Die Beklagte beantragt die Abweisung des Klagebegehrens. Die Klägerin habe ihre Geschäfte vermietet, weshalb sie nicht aktiv legitimiert sei; ihr fehle das Rechtsschutzinteresse, weil sie bei der A*****-Organisation sei und auch den Gewerbeschein mit 13. 12. 1999 zurückgelegt habe. Das Preissystem der Beklagten sei handelsüblich und sachlich gerechtfertigt. Die Beklagte habe ihre Kunden nie unterschiedlich behandelt. Die Klägerin sei nie benachteiligt gewesen und habe keinen Schaden erlitten. Die Beklagte besitze keine marktbeherrschende Stellung. Die Klägerin habe ohne Schwierigkeiten zur A*****-Organisation wechseln können und sei nicht auf die Geschäftsbeziehung mit der Beklagten angewiesen gewesen. Die Klägerin sei auch nie zum Bezug von Waren bei der Beklagten verpflichtet gewesen und hätte jederzeit ohne Angabe von Gründen austreten können. Das Großkunden-Bonussystem sei weder geheim noch sachlich nicht gerechtfertigt. Die Beklagte habe keinen beherrschenden Einfluss ausgeübt, weil der Klägerin die Möglichkeit zur Ausübung echter Unternehmerfunktion nicht genommen gewesen sei. Die von der Beklagten mit ihren Partnern abgeschlossenen Systempartnerverträge begründeten keine Abhängigkeit des Vertragspartners.

Das Erstgericht wies das Klagebegehren ab. Es traf umfangreiche Feststellungen zur Marktstruktur und verneinte eine marktbeherrschende Stellung der Beklagten auf dem relevanten Absatzmittler-Markt. Rechtlich vertrat es die Ansicht, die Klägerin sei auch als Verpächterin Unternehmerin, daher aktiv legitimiert. Es sei ihr möglich gewesen, ohne schwerwiegende wirtschaftliche Nachteile zu einer Konkurrenz-Organisation der Beklagten zu wechseln. Mangels marktbeherrschender Stellung der Beklagten komme ein Verstoß gegen das KartG und damit auch gegen § 1 UWG nicht in Betracht. Weil Großkundenrabatte nicht von vornherein sachlich nicht gerechtfertigt seien, scheide auch das NahVersG als Anspruchsgrundlage des Unterlassungsbegehrens aus. Liege aber kein wettbewerbswidriges Verhalten der Beklagten vor, sei auch der Schadenersatzanspruch unberechtigt.

Das Berufungsgericht bestätigte dieses Urteil und sprach aus, dass der Wert des Entscheidungsgegenstands 20.000 S übersteige und die ordentliche Revision zulässig sei, weil der Oberste Gerichtshof noch nicht zu der in der Literatur vertretenen Ansicht Stellung bezogen habe, wonach dem NahVersG kein eigenständiger Anwendungsbereich mehr zukomme.
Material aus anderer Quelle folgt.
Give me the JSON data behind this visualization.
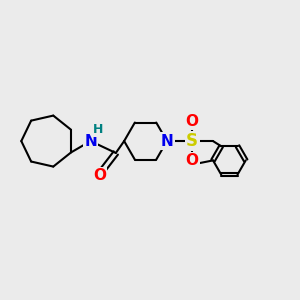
{
  "background_color": "#ebebeb",
  "bond_color": "#000000",
  "bond_width": 1.5,
  "figsize": [
    3.0,
    3.0
  ],
  "dpi": 100,
  "atom_colors": {
    "N": "#0000ee",
    "O": "#ff0000",
    "S": "#cccc00",
    "H": "#008080",
    "C": "#000000"
  }
}
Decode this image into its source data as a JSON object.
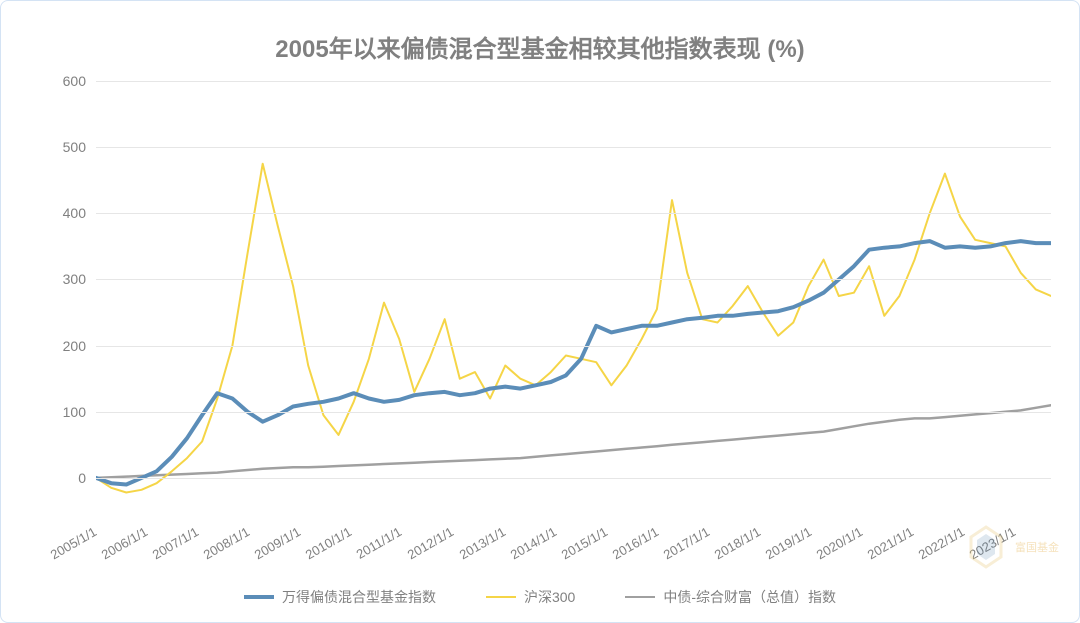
{
  "chart": {
    "type": "line",
    "title": "2005年以来偏债混合型基金相较其他指数表现 (%)",
    "title_fontsize": 24,
    "title_color": "#808080",
    "background_color": "#ffffff",
    "border_color": "#d4e3f4",
    "grid_color": "#e6e6e6",
    "axis_label_color": "#808080",
    "axis_label_fontsize": 14,
    "x_label_rotation": -30,
    "ylim": [
      -50,
      600
    ],
    "ytick_step": 100,
    "yticks": [
      0,
      100,
      200,
      300,
      400,
      500,
      600
    ],
    "x_categories": [
      "2005/1/1",
      "2006/1/1",
      "2007/1/1",
      "2008/1/1",
      "2009/1/1",
      "2010/1/1",
      "2011/1/1",
      "2012/1/1",
      "2013/1/1",
      "2014/1/1",
      "2015/1/1",
      "2016/1/1",
      "2017/1/1",
      "2018/1/1",
      "2019/1/1",
      "2020/1/1",
      "2021/1/1",
      "2022/1/1",
      "2023/1/1"
    ],
    "series": [
      {
        "name": "万得偏债混合型基金指数",
        "color": "#5b8db8",
        "line_width": 4,
        "values": [
          0,
          -8,
          -10,
          0,
          10,
          32,
          60,
          95,
          128,
          120,
          100,
          85,
          95,
          108,
          112,
          115,
          120,
          128,
          120,
          115,
          118,
          125,
          128,
          130,
          125,
          128,
          135,
          138,
          135,
          140,
          145,
          155,
          180,
          230,
          220,
          225,
          230,
          230,
          235,
          240,
          242,
          245,
          245,
          248,
          250,
          252,
          258,
          268,
          280,
          300,
          320,
          345,
          348,
          350,
          355,
          358,
          348,
          350,
          348,
          350,
          355,
          358,
          355,
          355
        ]
      },
      {
        "name": "沪深300",
        "color": "#f5d547",
        "line_width": 2,
        "values": [
          0,
          -15,
          -22,
          -18,
          -8,
          10,
          30,
          55,
          120,
          200,
          340,
          475,
          380,
          290,
          170,
          95,
          65,
          115,
          180,
          265,
          210,
          130,
          180,
          240,
          150,
          160,
          120,
          170,
          150,
          140,
          160,
          185,
          180,
          175,
          140,
          170,
          210,
          255,
          420,
          310,
          240,
          235,
          260,
          290,
          250,
          215,
          235,
          290,
          330,
          275,
          280,
          320,
          245,
          275,
          330,
          400,
          460,
          395,
          360,
          355,
          350,
          310,
          285,
          275
        ]
      },
      {
        "name": "中债-综合财富（总值）指数",
        "color": "#a0a0a0",
        "line_width": 2.5,
        "values": [
          0,
          1,
          2,
          3,
          4,
          5,
          6,
          7,
          8,
          10,
          12,
          14,
          15,
          16,
          16,
          17,
          18,
          19,
          20,
          21,
          22,
          23,
          24,
          25,
          26,
          27,
          28,
          29,
          30,
          32,
          34,
          36,
          38,
          40,
          42,
          44,
          46,
          48,
          50,
          52,
          54,
          56,
          58,
          60,
          62,
          64,
          66,
          68,
          70,
          74,
          78,
          82,
          85,
          88,
          90,
          90,
          92,
          94,
          96,
          98,
          100,
          102,
          106,
          110
        ]
      }
    ],
    "legend": {
      "position": "bottom",
      "fontsize": 14,
      "color": "#808080"
    },
    "watermark": {
      "text": "富国基金",
      "color": "#f0d090"
    }
  }
}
In der Unterlassung der Einholung eines von der Klägerin beantragten Gutachtens eines betriebswirtschaftlichen Sachverständigen zum Beweis dafür, dass der beanstandete Großkunden-Rabatt jeder sachlichen Grundlage entbehre, liege kein Verfahrensmangel, weil die Klägerin keine marktbeherrschende Stellung besitze; eine Diskriminierung nach § 35 KartG komme damit nicht in Betracht. Aus entstehungsrechtlichen Gründen ergebe sich, dass dem NahVersG heute kein eigenständiger Anwendungsbereich mehr zukomme. Berücksichtige man im Übrigen, dass die Bindung von Großkunden ein legitimes Interesse eines Unternehmens sei, könne im von der Klägerin beanstandeten Rabatt keine unerlaubte unsachliche Diskriminierung nach dem NahVersG erblickt werden.

Rechtliche Beurteilung

Die Revision ist zulässig, weil das Berufungsgericht zu Unrecht die Geltung des NahVersG in Zweifel gezogen hat; das Rechtsmittel ist auch berechtigt im Sinne seines Aufhebungsantrages.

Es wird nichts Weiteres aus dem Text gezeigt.